No such luck. He halted when he got three feet from her, his glare as scorching as a blow torch. “What the hell are you doing?”
“The last time I checked, it was called swimming.” Sage nodded at the lake. “This big body of water here? You can get in it and float around, and it feels really good. You should try—”
“Are you joking about this?” Forget the blowtorch. His stare went utterly black. The dark energy curled through him, tautening those muscles into a frightening sight. “Damn it, Sage! Do you know what I thought when—” He dragged a hand through his hair. “Did you even think to leave a note?”
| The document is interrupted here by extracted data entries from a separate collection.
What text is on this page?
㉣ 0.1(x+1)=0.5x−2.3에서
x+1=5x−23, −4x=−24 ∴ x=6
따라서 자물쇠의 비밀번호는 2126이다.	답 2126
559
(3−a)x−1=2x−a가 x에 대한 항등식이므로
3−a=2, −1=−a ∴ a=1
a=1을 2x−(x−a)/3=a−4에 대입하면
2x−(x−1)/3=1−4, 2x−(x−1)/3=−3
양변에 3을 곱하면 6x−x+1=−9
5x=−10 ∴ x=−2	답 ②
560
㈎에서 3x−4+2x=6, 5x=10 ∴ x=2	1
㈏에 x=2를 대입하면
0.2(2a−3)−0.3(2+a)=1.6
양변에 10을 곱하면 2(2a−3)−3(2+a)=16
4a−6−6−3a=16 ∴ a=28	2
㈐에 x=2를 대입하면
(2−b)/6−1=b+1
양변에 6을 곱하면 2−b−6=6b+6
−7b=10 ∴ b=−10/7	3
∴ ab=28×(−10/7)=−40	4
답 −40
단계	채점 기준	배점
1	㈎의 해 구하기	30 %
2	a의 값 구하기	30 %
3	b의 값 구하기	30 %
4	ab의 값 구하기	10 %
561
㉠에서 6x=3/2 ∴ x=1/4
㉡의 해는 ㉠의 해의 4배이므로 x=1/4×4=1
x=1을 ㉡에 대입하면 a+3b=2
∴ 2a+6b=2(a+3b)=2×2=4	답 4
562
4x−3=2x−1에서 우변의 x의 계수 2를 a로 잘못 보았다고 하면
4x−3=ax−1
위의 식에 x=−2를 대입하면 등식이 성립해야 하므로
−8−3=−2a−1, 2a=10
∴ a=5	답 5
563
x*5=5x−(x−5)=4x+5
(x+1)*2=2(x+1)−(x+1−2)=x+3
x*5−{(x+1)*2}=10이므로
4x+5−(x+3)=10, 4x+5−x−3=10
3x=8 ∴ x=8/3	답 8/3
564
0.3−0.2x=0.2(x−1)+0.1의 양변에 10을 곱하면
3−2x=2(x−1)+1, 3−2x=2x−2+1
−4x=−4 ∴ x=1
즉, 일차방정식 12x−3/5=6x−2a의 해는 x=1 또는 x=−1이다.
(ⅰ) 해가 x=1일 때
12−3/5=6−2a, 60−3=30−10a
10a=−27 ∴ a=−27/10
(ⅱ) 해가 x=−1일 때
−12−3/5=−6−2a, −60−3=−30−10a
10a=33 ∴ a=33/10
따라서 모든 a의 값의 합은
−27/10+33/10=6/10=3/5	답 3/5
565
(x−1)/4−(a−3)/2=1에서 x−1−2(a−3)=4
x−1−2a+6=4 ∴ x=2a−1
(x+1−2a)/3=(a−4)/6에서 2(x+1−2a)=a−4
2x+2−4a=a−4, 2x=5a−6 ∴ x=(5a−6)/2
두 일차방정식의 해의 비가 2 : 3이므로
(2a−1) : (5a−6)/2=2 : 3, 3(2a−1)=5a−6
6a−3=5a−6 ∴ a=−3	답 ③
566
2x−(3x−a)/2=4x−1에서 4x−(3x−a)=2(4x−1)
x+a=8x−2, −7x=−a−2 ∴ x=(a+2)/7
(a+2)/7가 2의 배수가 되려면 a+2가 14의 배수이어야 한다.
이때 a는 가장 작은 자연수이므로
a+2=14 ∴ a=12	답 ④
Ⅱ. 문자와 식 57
Her confusion ramped into irritation. “I swim a lot in the mornings, Garrett. Or at least I used to, in the days when I didn’t have to rise every day before sunlight so the rebels, the pirates, the insurgents, and the slave traders wouldn’t find me. This seemed like a nice way to ease into normalcy.” She tugged the towel tighter and started back up the dock. “Whatever the hell ‘normal’ is with you anymore.”
“Wait!”
She didn’t alter her stride. She couldn’t—wouldn’t—handle another second of his chest-beating bullshit. How had she considered this stuff even kind of cute during the trip home? When he’d called her on the flirting act with Ethan and then pulled rank to sit with her instead, she’d labeled the protectiveness kind of cute. She’d outright adored him for it once they got to Sea-Tac and the waiting ocean of media, especially when a lot of the reporters followed them to dinner with Mom, Rayna, and her friend’s small village of a family. She’d been grateful for his blistering glares and dictatorial orders then. They’d been appropriate then!
Not now.
Definitely not now.
She looked out over the water. Just a few ripples remained on the jade and blue surface, reminders of the first peaceful moment she’d known in the last year. But the shimmers were fading fast. Too fast.
“Sage. I said wait.”
She hated herself for stopping. The ire soaked the words she turned and spat at him. “Right. The same way you stopped and waited when walking out on me at the embassy?”
Remorse flashed across his features. It got burned away the next second, as usual, by the overbearing jerk he pulled on more comfortably than those shorts. “Damn it. I’ve explained myself for that. I’ve eaten ten fucking hats with you for that. Don’t go piecing that one together on me again, sugar.”